L’OSCE ha svolto un ruolo fondamentale nella promozione delle nostre attività, contribuendo alla creazione dell’Associazione delle donne in polizia, mettendoci in contatto con le organizzazioni internazionali e agevolando la nostra partecipazione alle attività di formazione. Sono orgogliosa di poter affermare che le nostre associate hanno collaborato con esperti dell’OSCE, con funzionari di polizia e con la società civile nell’ambito di due progetti che hanno portato alla creazione di regolamenti ufficiali che sono stati adottati per decreto dal governo e che rivestono un ruolo importante nell’attuale processo di riforma della polizia. Uno di questi regolamenti riguarda i meccanismi d’interazione tra gli organi degli affari interni e le strutture della società civile in Kirghizistan, mentre l’altro riguarda alcuni elementi di un sistema di valutazione complessiva delle attività di polizia.
Siete riuscite a condividere i vostri successi con donne impegnate nelle forze di polizia di altri Stati partecipanti?
Dopo aver creato la KAWSS ci siamo chieste: “Perché non allarghiamo la nostra rete di collaborazione estendendola alle colleghe dei paesi vicini?” Nel marzo del 2010 abbiamo organizzato una conferenza in occasione del primo anniversario dell’Associazione e abbiamo invitato rappresentanti delle repubbliche dell’Asia centrali confinanti. L’evento ha visto la partecipazione dei rappresentanti dell’Uzbekistan e del Tagikistan, con cui abbiamo deciso di avviare una cooperazione più stabile.
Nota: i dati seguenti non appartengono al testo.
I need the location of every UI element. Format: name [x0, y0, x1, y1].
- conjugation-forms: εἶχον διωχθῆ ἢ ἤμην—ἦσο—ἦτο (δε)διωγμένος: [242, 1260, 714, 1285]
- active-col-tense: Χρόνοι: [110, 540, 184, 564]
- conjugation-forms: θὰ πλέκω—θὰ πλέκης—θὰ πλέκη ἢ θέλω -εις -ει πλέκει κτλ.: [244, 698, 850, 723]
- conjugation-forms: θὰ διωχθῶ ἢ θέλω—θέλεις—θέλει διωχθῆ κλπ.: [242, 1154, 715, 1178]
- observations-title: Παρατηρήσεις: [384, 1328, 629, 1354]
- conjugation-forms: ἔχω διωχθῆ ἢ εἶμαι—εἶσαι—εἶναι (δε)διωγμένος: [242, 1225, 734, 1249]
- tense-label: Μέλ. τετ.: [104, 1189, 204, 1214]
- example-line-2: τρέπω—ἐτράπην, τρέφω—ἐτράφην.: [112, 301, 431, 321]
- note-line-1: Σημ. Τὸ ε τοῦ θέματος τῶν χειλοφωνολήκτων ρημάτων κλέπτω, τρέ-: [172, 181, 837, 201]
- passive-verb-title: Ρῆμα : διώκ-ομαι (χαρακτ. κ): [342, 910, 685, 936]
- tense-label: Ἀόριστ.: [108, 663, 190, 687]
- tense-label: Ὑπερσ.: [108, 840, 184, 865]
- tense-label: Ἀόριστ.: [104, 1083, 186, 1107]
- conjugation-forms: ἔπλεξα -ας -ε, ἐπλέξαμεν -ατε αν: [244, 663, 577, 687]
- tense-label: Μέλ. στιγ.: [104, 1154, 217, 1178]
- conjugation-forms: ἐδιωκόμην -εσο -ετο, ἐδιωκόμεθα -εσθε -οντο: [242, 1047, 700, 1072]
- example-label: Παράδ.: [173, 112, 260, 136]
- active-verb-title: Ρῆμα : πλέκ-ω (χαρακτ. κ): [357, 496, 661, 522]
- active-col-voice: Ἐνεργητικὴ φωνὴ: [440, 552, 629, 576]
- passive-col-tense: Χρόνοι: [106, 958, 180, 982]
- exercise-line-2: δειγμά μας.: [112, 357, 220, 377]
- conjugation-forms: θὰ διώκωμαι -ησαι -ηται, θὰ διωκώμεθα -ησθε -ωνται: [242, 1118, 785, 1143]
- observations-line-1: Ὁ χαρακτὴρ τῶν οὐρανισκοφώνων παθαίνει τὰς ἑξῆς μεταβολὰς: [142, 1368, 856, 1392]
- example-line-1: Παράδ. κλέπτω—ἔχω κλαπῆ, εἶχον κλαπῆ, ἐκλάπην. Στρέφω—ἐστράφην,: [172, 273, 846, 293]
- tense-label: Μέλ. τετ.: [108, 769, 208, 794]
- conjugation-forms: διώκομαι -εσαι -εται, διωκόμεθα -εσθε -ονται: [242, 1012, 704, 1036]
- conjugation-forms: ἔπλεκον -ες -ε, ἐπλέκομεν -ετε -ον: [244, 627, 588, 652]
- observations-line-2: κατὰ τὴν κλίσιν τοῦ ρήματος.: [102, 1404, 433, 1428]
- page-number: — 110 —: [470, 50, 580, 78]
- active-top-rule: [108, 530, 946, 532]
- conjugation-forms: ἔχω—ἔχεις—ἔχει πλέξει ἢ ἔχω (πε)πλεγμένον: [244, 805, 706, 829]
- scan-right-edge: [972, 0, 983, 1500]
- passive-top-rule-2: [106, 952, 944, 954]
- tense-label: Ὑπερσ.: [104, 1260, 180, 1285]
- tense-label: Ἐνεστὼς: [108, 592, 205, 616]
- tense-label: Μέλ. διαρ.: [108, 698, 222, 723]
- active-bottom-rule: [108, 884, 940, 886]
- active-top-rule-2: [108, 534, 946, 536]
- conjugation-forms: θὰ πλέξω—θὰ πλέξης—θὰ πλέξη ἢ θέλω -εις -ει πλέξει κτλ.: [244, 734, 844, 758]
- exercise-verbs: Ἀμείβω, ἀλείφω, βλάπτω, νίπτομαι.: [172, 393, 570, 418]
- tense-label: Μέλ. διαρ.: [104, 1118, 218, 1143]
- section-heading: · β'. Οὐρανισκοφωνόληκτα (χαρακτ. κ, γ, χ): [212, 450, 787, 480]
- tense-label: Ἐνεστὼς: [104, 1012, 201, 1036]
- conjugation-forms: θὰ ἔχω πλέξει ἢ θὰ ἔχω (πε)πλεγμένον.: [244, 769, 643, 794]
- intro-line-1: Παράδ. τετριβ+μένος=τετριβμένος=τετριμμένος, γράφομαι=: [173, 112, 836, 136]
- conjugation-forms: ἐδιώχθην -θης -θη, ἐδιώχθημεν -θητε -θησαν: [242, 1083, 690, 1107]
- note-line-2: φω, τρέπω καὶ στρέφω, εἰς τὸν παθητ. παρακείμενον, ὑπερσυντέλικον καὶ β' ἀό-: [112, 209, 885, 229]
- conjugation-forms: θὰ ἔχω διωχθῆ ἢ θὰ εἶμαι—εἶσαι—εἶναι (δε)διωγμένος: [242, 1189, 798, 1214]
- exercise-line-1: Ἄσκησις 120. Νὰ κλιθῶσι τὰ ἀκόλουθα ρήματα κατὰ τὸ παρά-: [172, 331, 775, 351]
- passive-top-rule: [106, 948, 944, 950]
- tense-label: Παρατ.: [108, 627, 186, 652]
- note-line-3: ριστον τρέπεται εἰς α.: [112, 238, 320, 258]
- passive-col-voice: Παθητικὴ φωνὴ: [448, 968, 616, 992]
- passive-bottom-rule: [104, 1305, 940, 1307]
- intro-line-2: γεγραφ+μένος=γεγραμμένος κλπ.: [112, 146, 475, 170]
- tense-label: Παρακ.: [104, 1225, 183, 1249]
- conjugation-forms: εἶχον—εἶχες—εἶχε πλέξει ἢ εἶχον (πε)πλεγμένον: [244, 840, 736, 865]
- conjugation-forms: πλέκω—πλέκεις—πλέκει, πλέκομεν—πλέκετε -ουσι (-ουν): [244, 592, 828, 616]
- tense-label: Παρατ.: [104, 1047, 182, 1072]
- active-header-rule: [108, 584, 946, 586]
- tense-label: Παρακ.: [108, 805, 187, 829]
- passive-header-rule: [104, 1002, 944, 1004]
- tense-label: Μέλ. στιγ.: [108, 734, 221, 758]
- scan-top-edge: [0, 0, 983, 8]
Abbiamo quindi concluso un Memorandum d’intesa con il Comitato delle donne della Repubblica di Uzbekistan e avuto un incontro estremamente proficuo con la presidente di quest’ultima organizzazione, la Vice Primo ministro della Repubblica di Uzbekistan, Tanzila Kamalovna Narbaeva. Al momento stiamo sviluppando attività congiunte specifiche, come incontri e conferenze scientifiche, lo scambio di specialisti e di delegazioni, la creazione di gruppi di lavoro congiunti e consultazioni bilaterali. Tali attività sono proficue per tutti. Quando si uniscono le forze e si collabora per un obiettivo comune, si ottengono buoni risultati.